How you see this parable will all depend on if you’re a Christian in the year 2017, or a Pharisee of the first century. So let’s place this parable in perspective. Jesus is at the gates of Jerusalem engaged in a verbal battle with the Pharisees. He has cleansed the temple and now, these leaders challenge His authority. His reply to them is reiterated over three parables; today’s text being the second.
As I said before, it all depends on which point you stand, in order for you to understand the meaning of the text. For us today, God is the owner of the vineyard, the prophets are the servants, Jesus is the Son, the Pharisees are the wicked tenants and we are the new tenants who will inherit the vineyard. This scenario would have panned out quite differently for the Pharisees, who never got the point. Why? Because they were land owners! And so they understood the story with a first century Jewish mind-set. For them, this was a drama and they mistook themselves to be in the lead role.

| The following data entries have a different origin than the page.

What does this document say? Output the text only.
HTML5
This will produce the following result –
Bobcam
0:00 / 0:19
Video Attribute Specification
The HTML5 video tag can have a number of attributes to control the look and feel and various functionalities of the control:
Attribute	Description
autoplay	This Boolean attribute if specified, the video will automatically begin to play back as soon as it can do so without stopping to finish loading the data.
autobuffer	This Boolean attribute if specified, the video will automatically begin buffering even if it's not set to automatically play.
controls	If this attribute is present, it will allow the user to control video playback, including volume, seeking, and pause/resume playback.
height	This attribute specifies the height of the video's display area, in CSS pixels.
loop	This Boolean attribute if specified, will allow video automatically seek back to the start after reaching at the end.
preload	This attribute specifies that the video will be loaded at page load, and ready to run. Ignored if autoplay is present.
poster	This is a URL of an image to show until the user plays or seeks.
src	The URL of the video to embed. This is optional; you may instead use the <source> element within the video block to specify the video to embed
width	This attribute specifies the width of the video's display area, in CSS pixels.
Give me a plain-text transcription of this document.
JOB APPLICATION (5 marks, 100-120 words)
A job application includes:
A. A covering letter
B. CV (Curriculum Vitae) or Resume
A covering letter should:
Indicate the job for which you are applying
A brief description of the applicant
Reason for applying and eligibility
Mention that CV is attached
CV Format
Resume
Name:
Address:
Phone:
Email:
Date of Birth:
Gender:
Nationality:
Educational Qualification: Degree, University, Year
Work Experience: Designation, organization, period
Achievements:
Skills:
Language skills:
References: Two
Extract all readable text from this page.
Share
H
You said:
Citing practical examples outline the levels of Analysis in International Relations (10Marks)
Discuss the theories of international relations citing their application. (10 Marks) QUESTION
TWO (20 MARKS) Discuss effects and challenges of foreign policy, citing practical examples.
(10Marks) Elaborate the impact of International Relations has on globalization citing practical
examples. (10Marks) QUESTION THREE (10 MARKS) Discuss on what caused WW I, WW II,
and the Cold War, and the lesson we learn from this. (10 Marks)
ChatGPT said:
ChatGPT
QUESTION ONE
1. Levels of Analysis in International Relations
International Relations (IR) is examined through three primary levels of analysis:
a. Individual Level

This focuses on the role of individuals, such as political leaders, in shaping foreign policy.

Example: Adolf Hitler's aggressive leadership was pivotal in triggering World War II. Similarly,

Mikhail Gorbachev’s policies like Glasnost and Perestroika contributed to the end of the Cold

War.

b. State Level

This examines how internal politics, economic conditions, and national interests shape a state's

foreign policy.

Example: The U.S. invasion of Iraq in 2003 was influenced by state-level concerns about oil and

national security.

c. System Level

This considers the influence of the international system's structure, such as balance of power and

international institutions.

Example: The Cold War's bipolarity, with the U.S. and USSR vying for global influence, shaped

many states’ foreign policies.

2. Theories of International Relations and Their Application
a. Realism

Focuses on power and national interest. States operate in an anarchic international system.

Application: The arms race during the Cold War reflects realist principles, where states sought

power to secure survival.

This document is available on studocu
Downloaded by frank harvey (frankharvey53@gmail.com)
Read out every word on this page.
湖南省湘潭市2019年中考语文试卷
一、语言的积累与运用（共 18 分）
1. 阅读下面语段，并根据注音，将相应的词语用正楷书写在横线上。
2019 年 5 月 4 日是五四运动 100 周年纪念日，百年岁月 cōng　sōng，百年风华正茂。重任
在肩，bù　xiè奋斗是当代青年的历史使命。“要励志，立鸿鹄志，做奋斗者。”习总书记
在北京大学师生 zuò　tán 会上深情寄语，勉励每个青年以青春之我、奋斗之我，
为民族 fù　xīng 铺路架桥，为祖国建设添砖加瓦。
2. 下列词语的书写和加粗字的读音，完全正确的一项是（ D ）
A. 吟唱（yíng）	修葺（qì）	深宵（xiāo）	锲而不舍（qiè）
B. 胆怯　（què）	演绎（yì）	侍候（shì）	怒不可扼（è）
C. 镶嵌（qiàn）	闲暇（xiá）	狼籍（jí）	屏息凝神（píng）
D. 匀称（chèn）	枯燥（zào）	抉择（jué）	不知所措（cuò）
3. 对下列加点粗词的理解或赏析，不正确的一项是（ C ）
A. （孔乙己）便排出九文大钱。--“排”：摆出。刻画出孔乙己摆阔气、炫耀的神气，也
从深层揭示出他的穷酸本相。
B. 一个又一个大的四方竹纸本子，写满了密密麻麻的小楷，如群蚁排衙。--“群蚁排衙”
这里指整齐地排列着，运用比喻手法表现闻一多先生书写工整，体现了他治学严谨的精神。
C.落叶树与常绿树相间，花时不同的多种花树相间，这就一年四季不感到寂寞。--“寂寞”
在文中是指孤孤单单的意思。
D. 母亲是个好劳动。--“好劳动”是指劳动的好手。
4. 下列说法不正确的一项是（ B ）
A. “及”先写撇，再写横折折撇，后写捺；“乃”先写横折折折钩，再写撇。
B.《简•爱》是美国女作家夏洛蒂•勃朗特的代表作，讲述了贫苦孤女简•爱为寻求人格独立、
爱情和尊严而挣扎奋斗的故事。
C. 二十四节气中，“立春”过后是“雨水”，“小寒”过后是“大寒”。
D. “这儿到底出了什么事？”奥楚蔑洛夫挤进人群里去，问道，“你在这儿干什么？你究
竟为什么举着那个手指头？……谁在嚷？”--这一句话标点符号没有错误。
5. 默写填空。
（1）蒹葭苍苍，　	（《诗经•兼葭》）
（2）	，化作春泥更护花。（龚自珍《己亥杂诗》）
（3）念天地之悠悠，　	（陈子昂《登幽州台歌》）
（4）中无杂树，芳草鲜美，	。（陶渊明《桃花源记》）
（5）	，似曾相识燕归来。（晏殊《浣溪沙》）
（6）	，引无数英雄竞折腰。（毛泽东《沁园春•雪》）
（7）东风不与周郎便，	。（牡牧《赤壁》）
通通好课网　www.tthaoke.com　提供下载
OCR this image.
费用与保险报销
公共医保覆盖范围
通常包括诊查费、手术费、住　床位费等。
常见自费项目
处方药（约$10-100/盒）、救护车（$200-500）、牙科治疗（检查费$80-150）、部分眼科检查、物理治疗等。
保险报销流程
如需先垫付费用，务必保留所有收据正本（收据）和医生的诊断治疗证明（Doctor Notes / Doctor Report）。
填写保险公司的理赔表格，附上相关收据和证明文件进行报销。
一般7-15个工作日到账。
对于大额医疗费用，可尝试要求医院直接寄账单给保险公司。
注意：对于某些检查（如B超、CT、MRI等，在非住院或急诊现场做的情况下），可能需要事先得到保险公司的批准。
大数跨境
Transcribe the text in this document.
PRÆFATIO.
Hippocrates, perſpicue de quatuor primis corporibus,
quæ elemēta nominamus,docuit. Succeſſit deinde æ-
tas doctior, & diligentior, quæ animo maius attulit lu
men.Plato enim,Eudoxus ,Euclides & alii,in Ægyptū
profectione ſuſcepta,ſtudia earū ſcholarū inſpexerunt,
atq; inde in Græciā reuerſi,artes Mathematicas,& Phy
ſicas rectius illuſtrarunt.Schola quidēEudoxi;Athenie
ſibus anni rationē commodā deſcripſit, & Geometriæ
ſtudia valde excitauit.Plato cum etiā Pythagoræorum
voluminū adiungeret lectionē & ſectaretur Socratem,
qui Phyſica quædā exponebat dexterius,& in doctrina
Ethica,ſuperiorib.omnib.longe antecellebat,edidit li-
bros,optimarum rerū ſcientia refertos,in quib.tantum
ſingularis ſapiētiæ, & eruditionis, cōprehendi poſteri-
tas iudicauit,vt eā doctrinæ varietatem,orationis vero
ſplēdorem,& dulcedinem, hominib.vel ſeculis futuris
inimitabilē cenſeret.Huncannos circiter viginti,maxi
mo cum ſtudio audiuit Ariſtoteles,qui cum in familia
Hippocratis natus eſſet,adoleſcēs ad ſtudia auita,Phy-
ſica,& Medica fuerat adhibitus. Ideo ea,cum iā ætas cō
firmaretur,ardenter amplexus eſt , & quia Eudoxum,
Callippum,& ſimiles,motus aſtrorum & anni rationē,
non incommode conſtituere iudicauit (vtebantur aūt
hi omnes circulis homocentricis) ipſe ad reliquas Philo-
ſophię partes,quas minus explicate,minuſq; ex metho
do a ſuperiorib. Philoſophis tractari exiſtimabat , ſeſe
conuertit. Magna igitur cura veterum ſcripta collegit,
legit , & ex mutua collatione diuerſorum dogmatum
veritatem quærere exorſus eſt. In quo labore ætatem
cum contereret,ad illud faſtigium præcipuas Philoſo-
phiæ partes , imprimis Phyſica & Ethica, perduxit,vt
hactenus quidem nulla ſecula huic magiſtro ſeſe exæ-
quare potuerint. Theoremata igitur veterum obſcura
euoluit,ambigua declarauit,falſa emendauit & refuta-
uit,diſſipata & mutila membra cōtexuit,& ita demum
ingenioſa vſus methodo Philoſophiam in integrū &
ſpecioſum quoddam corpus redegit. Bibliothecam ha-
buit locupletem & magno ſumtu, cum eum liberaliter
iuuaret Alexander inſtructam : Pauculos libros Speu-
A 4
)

Many of the Pharisees would have been in reality, what they came to be called, ‘absentee landowners’. Such landowners would lease out the vineyard to tenants and then make their way to the city. The payment to the landowner was made in kind, namely a percentage of the produce. If the landowner did not receive his due, he would simply lease the land to other tenants. The Pharisees, themselves landowners, could not identify even for a second, the role of being a tenant.
The point of the narrative is to highlight that there is nothing wrong with the harvest, but with the attitude of the Pharisees who in this case were the tenants. In response to a seemingly naive landlord, their arrogant and violent response make little sense. Assuming they succeeded in killing the land owner’s son, which they do, they still won’t inherit the land as the father is still alive! But Jesus, in portraying what seemed to be a naive response of the landlord, to send his only son, was actually exposing the evil thoughts in the hearts of the Pharisees.
By the time the penny dropped for the Chief priests and Pharisees, it was too late. Their realization that Jesus was speaking of them as the wicked tenants and not the absentee landlords, was slow to come. They stood exposed and because of the crowds who regarded Jesus as a prophet, refrained from arresting Him or even worse, killing Him right there! What was worse, was that in answering His question, they had condemned themselves with their own words, “He will put those wretches to a miserable death, and lease the vineyard to other tenants who will give him the produce at the harvest time” (verse 41). In their many attempts to trap Him, they now get trapped themselves. This constant run in between Jesus and the Pharisees is a swan song of the gospel of Matthew.
The Pharisees had misunderstood their role as ‘interpreters of the law’, to be one of mediators between God and man. This power that had now settled in their head falsely created an assurance for themselves, that the seat of Moses truly belonged to them. They assumed they were untouchable. This is why they saw the meaning of the parable too late. They had been drawn into the swamp by Jesus and were stuck in the muck in the eyes of the people, before whom they stood exposed. It was this constant exposure that set their hearts’ intent on crucifying Jesus. Ironically, they were not the landlords in the story; they were the wicked tenants, yet they saw themselves as the victim, when in fact they were the perpetrators of the crime with murderous thoughts in their hearts.
We too ‘don’t own the land’; we are but stewards and the faith has been handed over to us to produce fruit. The danger is when we lose sight of this and begin to see the wicked land grabbing tenants in everyone else, except ourselves. Jesus came to establish that new vineyard in which He, the stone rejected by the Pharisees, will now become the corner stone, in the new vineyard of God (Psalm 118). The roles for us in the new vineyard are up for grabs. Will we choose the old script or join Jesus in writing a happier end to this story?